A cut in interest rates would have “terrible” impact on pensions and savings and leave the Bank of England with limited options with which to tackle future economic turmoil.
This was the view of leading economists in the region on the eve of the next meeting of Monetary Policy Committee, wherein the Bank of England’s top economists are widely expected to announce a cut in interest rates to 0.25 per cent, a historic low.
The bank was predicted to make the cut last month but decided to maintain the 0.5 per cent level while strongly eluding that the cut would come this month.
Bank of England governor Mark Carney and his team hope the newly reducted rate will give the country’s economy a shot of confidence as markets continue to struggle following the UK’s historic decision to exit the European Union.
However a canvasing of opinion by The Yorkshire Post revealed little appetitie for the move, with experts warning of dangerous consequences if the bank reduces the rate any further than the level it has now been at for eight years.
Iain Clacher, associate professor of accounting and finance at Leeds University Business School, said: “The cutting of the base rate to 0.25 per cent is going to have a terrible impact on pensions and savings.
“For many, they are already receiving paltry rates of interest on their savings and this is only going to get worse, and for many in retirement who look to generate something from their savings while maintaining the value of their capital, the past eight years have been devastating.
“The other issue with this is that monetary policy and the setting of interest rates is a near exhausted policy. The cutting of rates means that there is little to no powder left in the Bank of England’s arsenal. Moreover, there is a real potential for inflation to come back and the policy remit of the Bank of England is inflation and interest rates. If inflation spikes interest rates will have to go up and while this is good for savers and pension funds, many who have borrowed at incredibly cheap rates may find they have over extended themselves and where we go then is yet another huge uncertainty to add into an already uncertain economic environment.”
Andrew Sentance, senior economic adviser at PwC and former MPC member, told The Yorkshire Post: “It is hard to see how a further cut in interest rates will help in this environment, except to push down the value of the pound still further - which would add to business costs and raise inflation.
“Consumers and businesses in Yorkshire would be better off it interest rates were kept stable while we assess the economic impacts of Brexit.
“The cutting of rates means that there is little to no powder left in the Bank of England’s arsenal.”
“The Bank of England should resist the pressure to make a token cut in interest rates which would not address the underlying reason for the downturn in confidence since the EU referendum result.”
Peter Hill, chief executive at Leeds Building Society: “Whilst this will be seen as good news for borrowers, savers will be further disappointed following over seven years of diminishing returns.”
However Martin Jenkins, practice senior partner at Deloitte in Yorkshire, sounded a more positive note in favour of a rate cut.
He said: “As the bank rate reflects the rate of return on risk-free investment, such as the interest offered on a cash ISA, a cut in rates should boost prices of riskier assets, such as equities and property, as investors look for higher returns through these investments.
“But most importantly, a rate cut will signal to investors that the Bank stands ready to act on any perceived weakening of the economy or signs of turmoil in financial markets.
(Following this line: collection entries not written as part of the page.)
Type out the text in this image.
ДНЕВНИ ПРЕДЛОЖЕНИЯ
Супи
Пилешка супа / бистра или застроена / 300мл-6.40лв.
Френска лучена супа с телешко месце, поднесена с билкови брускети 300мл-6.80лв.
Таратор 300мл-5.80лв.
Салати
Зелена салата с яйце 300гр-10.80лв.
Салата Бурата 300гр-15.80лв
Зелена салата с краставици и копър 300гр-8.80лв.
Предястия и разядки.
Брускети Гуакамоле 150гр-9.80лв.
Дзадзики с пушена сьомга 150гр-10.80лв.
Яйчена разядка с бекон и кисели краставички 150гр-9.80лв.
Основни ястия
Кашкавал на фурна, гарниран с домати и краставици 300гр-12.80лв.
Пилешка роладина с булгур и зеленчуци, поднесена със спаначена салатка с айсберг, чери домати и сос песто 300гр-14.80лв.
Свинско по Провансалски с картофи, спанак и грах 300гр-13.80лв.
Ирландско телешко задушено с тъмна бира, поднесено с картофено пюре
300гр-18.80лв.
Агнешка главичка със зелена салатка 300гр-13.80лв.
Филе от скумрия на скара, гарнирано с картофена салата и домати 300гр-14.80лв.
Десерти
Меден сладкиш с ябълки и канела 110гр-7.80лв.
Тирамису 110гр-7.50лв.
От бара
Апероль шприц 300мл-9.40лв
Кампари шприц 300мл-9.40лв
At the least, this should support financial market stability and boost investor confidence in the UK economy.”
The news comes on the day that it was warned the Bank of England’s stress tests are “worse than useless”, and that British banks would buckle under the strain of a major economic shock.
A study by the Adam Smith Institute said the Bank’s stress tests are like a “ridiculously easy exam with a ludicrously low pass rate”, which disguises the ability of UK banks to cope with an economic blow on the scale of the 2008 financial crisis.
The report, which pinpoints 13 flaws in the stress test, said every single UK lender would currently fail “more rigorous” stress tests by the US Federal Reserve.